As the Business Times reports, Mayor London Breed, Human Services Agency Director Trent Rohrer, and public health chief Dr. Grant Colfax met with representatives for 50 city hotels and the Hotel Council of San Francisco earlier this week to discuss plans to lease up to 3,500 rooms for use as quarantine spaces for those who can not safely shelter at home in isolation — either because they are homeless or they are a resident of an SRO.

The Chronicle reports that one hotel in the city has already been leased for this purpose, and as of Friday, the Business Times says that four homeless people have already been moved into hotel rooms — it's not clear if they are confirmed as positive cases for COVID-19 or not, and the name of the hotel has not been publicized.
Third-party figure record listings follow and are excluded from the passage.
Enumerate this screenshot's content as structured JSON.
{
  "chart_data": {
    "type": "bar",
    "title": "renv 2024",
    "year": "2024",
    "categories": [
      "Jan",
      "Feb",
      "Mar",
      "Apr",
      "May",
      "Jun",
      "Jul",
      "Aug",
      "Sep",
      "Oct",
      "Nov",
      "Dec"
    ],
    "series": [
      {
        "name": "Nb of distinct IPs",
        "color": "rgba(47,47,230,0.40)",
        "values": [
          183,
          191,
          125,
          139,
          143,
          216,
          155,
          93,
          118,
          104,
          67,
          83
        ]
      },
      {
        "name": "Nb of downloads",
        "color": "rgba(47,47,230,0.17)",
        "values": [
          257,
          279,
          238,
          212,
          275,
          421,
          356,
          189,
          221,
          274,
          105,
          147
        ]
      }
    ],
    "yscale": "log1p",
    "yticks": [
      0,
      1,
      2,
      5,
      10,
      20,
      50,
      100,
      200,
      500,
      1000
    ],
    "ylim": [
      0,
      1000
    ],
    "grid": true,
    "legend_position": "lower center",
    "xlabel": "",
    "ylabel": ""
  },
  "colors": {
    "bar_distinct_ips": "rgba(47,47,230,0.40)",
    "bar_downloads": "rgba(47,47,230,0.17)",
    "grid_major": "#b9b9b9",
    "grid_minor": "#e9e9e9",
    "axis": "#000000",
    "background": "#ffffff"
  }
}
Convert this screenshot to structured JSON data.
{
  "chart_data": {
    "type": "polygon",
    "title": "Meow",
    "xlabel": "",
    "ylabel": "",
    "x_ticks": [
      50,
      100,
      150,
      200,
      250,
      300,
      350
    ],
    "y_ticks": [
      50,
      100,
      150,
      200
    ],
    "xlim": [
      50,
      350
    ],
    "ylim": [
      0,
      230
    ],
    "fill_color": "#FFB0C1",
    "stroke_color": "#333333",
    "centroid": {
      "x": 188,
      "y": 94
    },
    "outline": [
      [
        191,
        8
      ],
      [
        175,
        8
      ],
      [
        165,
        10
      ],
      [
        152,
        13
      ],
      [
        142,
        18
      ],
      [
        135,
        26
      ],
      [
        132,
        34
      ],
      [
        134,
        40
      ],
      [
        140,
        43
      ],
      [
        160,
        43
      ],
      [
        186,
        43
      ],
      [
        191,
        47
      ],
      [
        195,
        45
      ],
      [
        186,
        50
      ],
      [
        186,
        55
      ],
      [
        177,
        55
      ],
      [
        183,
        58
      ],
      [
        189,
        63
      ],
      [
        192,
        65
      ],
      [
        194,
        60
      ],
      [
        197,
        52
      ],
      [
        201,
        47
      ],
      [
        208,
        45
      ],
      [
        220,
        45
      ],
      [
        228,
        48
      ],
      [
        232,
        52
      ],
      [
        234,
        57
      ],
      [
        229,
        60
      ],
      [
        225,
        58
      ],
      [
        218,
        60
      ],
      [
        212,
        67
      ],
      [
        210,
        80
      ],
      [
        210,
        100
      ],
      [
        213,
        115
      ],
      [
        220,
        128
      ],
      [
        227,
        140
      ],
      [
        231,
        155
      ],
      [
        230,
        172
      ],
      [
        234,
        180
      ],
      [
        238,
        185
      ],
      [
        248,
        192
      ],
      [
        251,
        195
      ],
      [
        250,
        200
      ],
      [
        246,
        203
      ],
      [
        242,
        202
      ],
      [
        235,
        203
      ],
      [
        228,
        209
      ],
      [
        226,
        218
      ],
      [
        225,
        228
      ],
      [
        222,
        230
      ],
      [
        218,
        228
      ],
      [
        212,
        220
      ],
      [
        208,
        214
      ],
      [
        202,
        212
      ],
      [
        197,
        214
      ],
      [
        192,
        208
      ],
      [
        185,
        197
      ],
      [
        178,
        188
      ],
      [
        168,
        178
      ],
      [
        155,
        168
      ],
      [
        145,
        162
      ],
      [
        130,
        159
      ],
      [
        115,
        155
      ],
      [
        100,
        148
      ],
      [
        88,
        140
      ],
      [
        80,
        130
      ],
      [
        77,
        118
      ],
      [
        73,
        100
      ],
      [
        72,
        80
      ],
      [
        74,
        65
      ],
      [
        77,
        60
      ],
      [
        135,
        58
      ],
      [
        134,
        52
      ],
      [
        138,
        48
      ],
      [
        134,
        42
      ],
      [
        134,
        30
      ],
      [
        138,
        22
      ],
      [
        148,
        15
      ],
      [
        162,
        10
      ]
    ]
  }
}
Rohrer tells the Chronicle, 'Those first people were homeless individuals who were tested in the hospital but are not showing signs that need them to be hospitalized, and so we move them from the hospitals to that particular hotel. This will be a very common occurrence."

Additional hotel space is likely to be leased beyond the initial 3,500 rooms to be used to allow doctors and nurses working in the city to self-isolate from their families as the pandemic peaks, per the Business Times.

Meanwhile, some hotels are closing to guests entirely — like the W downtown — and others are reporting occupancy as low as 10 percent this week. Hotel representatives reportedly had a lot of unanswered questions from Wednesday's meeting, including who would be responsible for continuing to run services in the hotel while rooms were leased out, and what would be the procedures around cleaning rooms during and after a person was quarantined there.

In related news earlier this week, Supervisor Dean Preston was pushing for the use of the largely vacant — and scandal plagued — development at 555 Fulton Street in Hayes Valley as a homeless shelter during the crisis. Developer Zhang Li, the Chinese billionaire who has been implicated as a player in the city corruption scandal, has yet to respond to Preston's request, as far as we know.